Here are 5 things that happened when I stopped shaving:
- I’m more confident
The more I explore my choices and my reasoning behind them, I became more and more confident about making my personal choices in life, as well as my appearance. The more naturally I live, without shaving or using make up the better I feel in my skin. It stopped feeling weird and became something I’m now proud of. I even started to silently enjoy the shocked faces when someone notices my hairy leg for the first time.
- My body is more visible
With this new confidence came something I never expected. Being naked or even just showing more skin or wearing tighter clothing became more natural. I used to wear long pants and jeans even in the worst heat in the summer if I didn’t have time to shave my legs before I left the house, even if my hair wasn’t even a millimeter long. No one would notice it but I knew it was there, so I had to hide it. Now I don’t care. If someone doesn’t like the way I look, they have the choice to look away.
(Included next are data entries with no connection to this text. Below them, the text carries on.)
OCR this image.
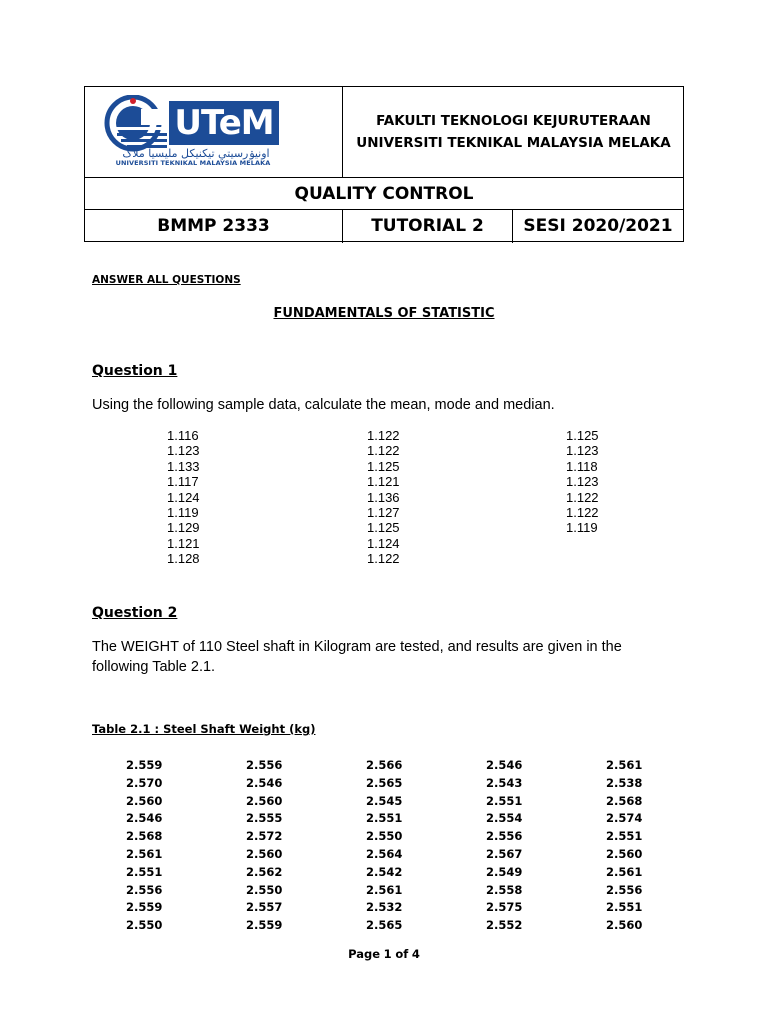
UTeM
اونيۏرسيتي تيکنيکل مليسيا ملاک
UNIVERSITI TEKNIKAL MALAYSIA MELAKA
FAKULTI TEKNOLOGI KEJURUTERAAN
UNIVERSITI TEKNIKAL MALAYSIA MELAKA
QUALITY CONTROL
BMMP 2333	TUTORIAL 2	SESI 2020/2021
ANSWER ALL QUESTIONS
FUNDAMENTALS OF STATISTIC
Question 1
Using the following sample data, calculate the mean, mode and median.
1.116
1.123
1.133
1.117
1.124
1.119
1.129
1.121
1.128
1.122
1.122
1.125
1.121
1.136
1.127
1.125
1.124
1.122
1.125
1.123
1.118
1.123
1.122
1.122
1.119
Question 2
The WEIGHT of 110 Steel shaft in Kilogram are tested, and results are given in the
following Table 2.1.
Table 2.1 : Steel Shaft Weight (kg)
2.559
2.570
2.560
2.546
2.568
2.561
2.551
2.556
2.559
2.550
2.556
2.546
2.560
2.555
2.572
2.560
2.562
2.550
2.557
2.559
2.566
2.565
2.545
2.551
2.550
2.564
2.542
2.561
2.532
2.565
2.546
2.543
2.551
2.554
2.556
2.567
2.549
2.558
2.575
2.552
2.561
2.538
2.568
2.574
2.551
2.560
2.561
2.556
2.551
2.560
Page 1 of 4
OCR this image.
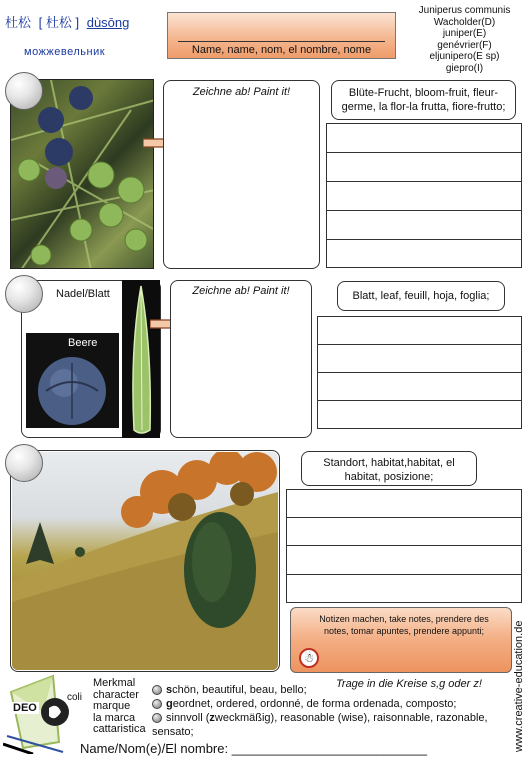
杜松 [ 杜松 ] dùsōng
можжевельник	Name, name, nom, el nombre, nome
Juniperus communis
Wacholder(D)
juniper(E)
genévrier(F)
eljunipero(E sp)
giepro(I)
Zeichne ab! Paint it!	Blüte-Frucht, bloom-fruit, fleur-germe, la flor-la frutta, fiore-frutto;
Nadel/Blatt
Beere
Zeichne ab! Paint it!	Blatt, leaf, feuill, hoja, foglia;
Standort, habitat,habitat, el habitat, posizione;
Notizen machen, take notes, prendere des notes, tomar apuntes, prendere appunti;
☃
Trage in die Kreise s,g oder z!
DEO
coli
Merkmal
character
marque
la marca
cattaristica
schön, beautiful, beau, bello;
geordnet, ordered, ordonné, de forma ordenada, composto;
sinnvoll (zweckmäßig), reasonable (wise), raisonnable, razonable,
sensato;
Name/Nom(e)/El nombre: ___________________________	www.creative-education.de
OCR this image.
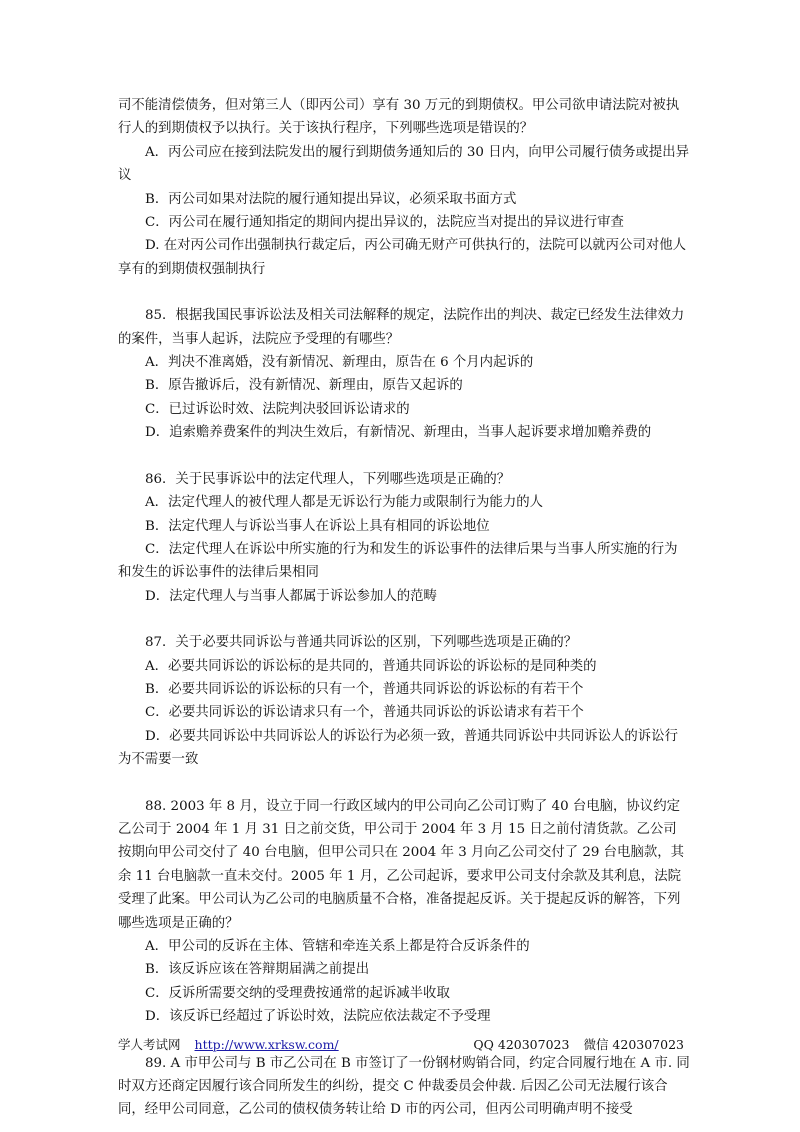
司不能清偿债务，但对第三人（即丙公司）享有 30 万元的到期债权。甲公司欲申请法院对被执行人的到期债权予以执行。关于该执行程序，下列哪些选项是错误的？

A．丙公司应在接到法院发出的履行到期债务通知后的 30 日内，向甲公司履行债务或提出异议

B．丙公司如果对法院的履行通知提出异议，必须采取书面方式

C．丙公司在履行通知指定的期间内提出异议的，法院应当对提出的异议进行审查

D. 在对丙公司作出强制执行裁定后，丙公司确无财产可供执行的，法院可以就丙公司对他人享有的到期债权强制执行

85．根据我国民事诉讼法及相关司法解释的规定，法院作出的判决、裁定已经发生法律效力的案件，当事人起诉，法院应予受理的有哪些？

A．判决不准离婚，没有新情况、新理由，原告在 6 个月内起诉的

B．原告撤诉后，没有新情况、新理由，原告又起诉的

C．已过诉讼时效、法院判决驳回诉讼请求的

D．追索赡养费案件的判决生效后，有新情况、新理由，当事人起诉要求增加赡养费的

86．关于民事诉讼中的法定代理人，下列哪些选项是正确的？

A．法定代理人的被代理人都是无诉讼行为能力或限制行为能力的人

B．法定代理人与诉讼当事人在诉讼上具有相同的诉讼地位

C．法定代理人在诉讼中所实施的行为和发生的诉讼事件的法律后果与当事人所实施的行为和发生的诉讼事件的法律后果相同

D．法定代理人与当事人都属于诉讼参加人的范畴

87．关于必要共同诉讼与普通共同诉讼的区别，下列哪些选项是正确的？

A．必要共同诉讼的诉讼标的是共同的，普通共同诉讼的诉讼标的是同种类的

B．必要共同诉讼的诉讼标的只有一个，普通共同诉讼的诉讼标的有若干个

C．必要共同诉讼的诉讼请求只有一个，普通共同诉讼的诉讼请求有若干个

D．必要共同诉讼中共同诉讼人的诉讼行为必须一致，普通共同诉讼中共同诉讼人的诉讼行为不需要一致

88. 2003 年 8 月，设立于同一行政区域内的甲公司向乙公司订购了 40 台电脑，协议约定乙公司于 2004 年 1 月 31 日之前交货，甲公司于 2004 年 3 月 15 日之前付清货款。乙公司按期向甲公司交付了 40 台电脑，但甲公司只在 2004 年 3 月向乙公司交付了 29 台电脑款，其余 11 台电脑款一直未交付。2005 年 1 月，乙公司起诉，要求甲公司支付余款及其利息，法院受理了此案。甲公司认为乙公司的电脑质量不合格，准备提起反诉。关于提起反诉的解答，下列哪些选项是正确的？

A．甲公司的反诉在主体、管辖和牵连关系上都是符合反诉条件的

B．该反诉应该在答辩期届满之前提出

C．反诉所需要交纳的受理费按通常的起诉减半收取

D．该反诉已经超过了诉讼时效，法院应依法裁定不予受理

89. A 市甲公司与 B 市乙公司在 B 市签订了一份钢材购销合同，约定合同履行地在 A 市. 同时双方还商定因履行该合同所发生的纠纷，提交 C 仲裁委员会仲裁. 后因乙公司无法履行该合同，经甲公司同意，乙公司的债权债务转让给 D 市的丙公司，但丙公司明确声明不接受

学人考试网 http://www.xrksw.com/	QQ 420307023 微信 420307023
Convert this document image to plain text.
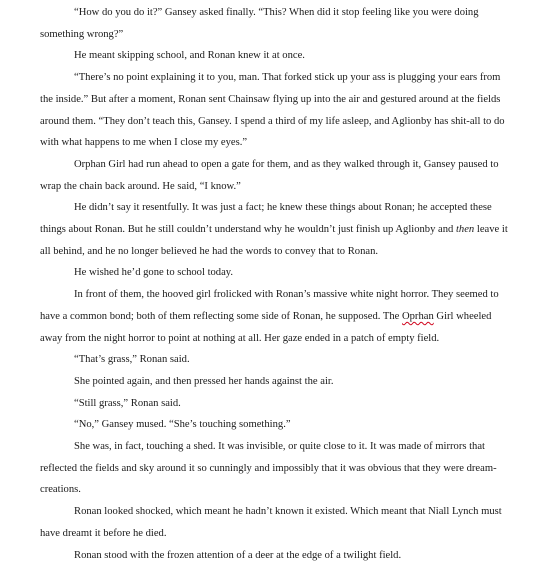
“How do you do it?” Gansey asked finally. “This? When did it stop feeling like you were doing something wrong?”

He meant skipping school, and Ronan knew it at once.

“There’s no point explaining it to you, man. That forked stick up your ass is plugging your ears from the inside.” But after a moment, Ronan sent Chainsaw flying up into the air and gestured around at the fields around them. “They don’t teach this, Gansey. I spend a third of my life asleep, and Aglionby has shit-all to do with what happens to me when I close my eyes.”

Orphan Girl had run ahead to open a gate for them, and as they walked through it, Gansey paused to wrap the chain back around. He said, “I know.”

He didn’t say it resentfully. It was just a fact; he knew these things about Ronan; he accepted these things about Ronan. But he still couldn’t understand why he wouldn’t just finish up Aglionby and then leave it all behind, and he no longer believed he had the words to convey that to Ronan.

He wished he’d gone to school today.

In front of them, the hooved girl frolicked with Ronan’s massive white night horror. They seemed to have a common bond; both of them reflecting some side of Ronan, he supposed. The Oprhan Girl wheeled away from the night horror to point at nothing at all. Her gaze ended in a patch of empty field.

“That’s grass,” Ronan said.

She pointed again, and then pressed her hands against the air.

“Still grass,” Ronan said.

“No,” Gansey mused. “She’s touching something.”

She was, in fact, touching a shed. It was invisible, or quite close to it. It was made of mirrors that reflected the fields and sky around it so cunningly and impossibly that it was obvious that they were dream-creations.

Ronan looked shocked, which meant he hadn’t known it existed. Which meant that Niall Lynch must have dreamt it before he died.

Ronan stood with the frozen attention of a deer at the edge of a twilight field.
- Life just got easier and getting ready is faster
I used to have this 1.5-hour-long ritual every morning before I headed out to work. There was an image in my head of what is acceptable in my own home and what is acceptable outside. Even if I left to pick up some groceries with confidence despite my unwashed hair or unshaved legs, it only lasted until I bumped into someone I knew or saw a handsome guy. I used to beat myself up for not looking “presentable.” Now I feel comfortable and even, sexy without make up, with no bra and my body being as hairy as it is.
- My skin got better
Once I stopped shaving I stopped having cuts and rashes on my legs, there are no more ingrown hairs around my bikini line. My skin feels softer and more moisturized.
- My sex-life improved
When I started to love and accept every hairy bit of my body, so did I start to love and accept every part of my partners’ body, my sex life changed for the better. Sex became less about a performance and worrying what the other person might see and so like or dislike on me. It’s more about spontaneity, pleasure, and just having fun. I found myself also being more confident to show my intimate parts more openly to my partner, while before I would rather hide them.
I know I was very lucky on this journey because I met many women who did the same and empowered me. I met open-minded people who accepted my body as it was. I never received negative comments about my body hair since I fully stopped shaving and my partner never made a comment about it. I believe it has something to do with the different environment I am in and the open communities I joined. I am sure if I would start this while I was working in the corporate environment in my “old life” I would receive many negative comments about it. It was enough to show up for a night shift without make-up to get mean comments, so I can imagine what would come… So I am really grateful for the love and support and acceptance of these amazing people, because it helped me tremendously to love and accept myself, too. So for me, the truest sign that I am at the right place with the right people is this: I am loved and accepted for who I am, as I am. And this should be the real normal and the base how we treat each other and ourselves.